May 7, 2013
Training a Subway Musician
By JACOB FROMMERDear Diary:
毎日のように電車通勤を続けているが、この二年間ずっと変わらない光景が一つだけある。ギターとパンフルートを携えて演奏する男だ。
私がその男の前を通り過ぎるのはいつもラッシュアワーを過ぎた午前10時ころなのだが、男の足元に置かれたギターケースの中には、1ドル札がほんの数枚と小銭が少々くらいしか入っていないことがほとんどだった。
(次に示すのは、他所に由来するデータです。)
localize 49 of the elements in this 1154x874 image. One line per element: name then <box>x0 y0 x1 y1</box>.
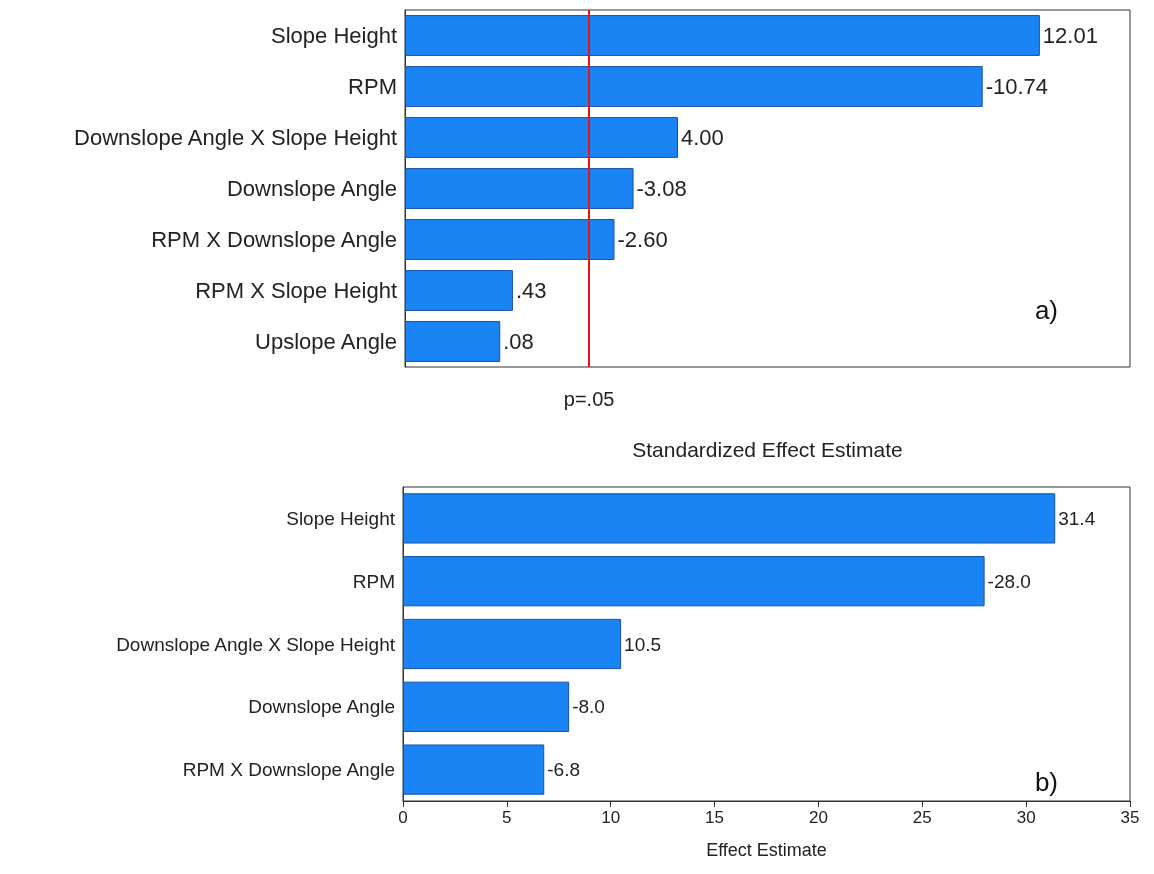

毎日見かけていると嫌でも気づくことだが、男のレパートリーは「ホテル・カリフォルニア」をはじめとするイーグルスの名曲が数曲だけで、いつも変わりがない。
ある日私はこのミュージシャンのために、あるいは私も含めた他の通勤客のためにと言ってもよいが、一冊のロックギターの楽譜を買って手渡した。
それから二ヶ月たったが何も変わらなかった。ようやく3月になって、ある日、駅の階段を降りているといると、ビートルズの曲(パンフルート版だ)が聴こえてきた。しかもギターケースの中は、いつもとは比べ物にならないくらい、チップで一杯になっていた。
通り過ぎざまに、男は私に向かってウィンクして挨拶した。私はにやりと笑顔でうなづいた。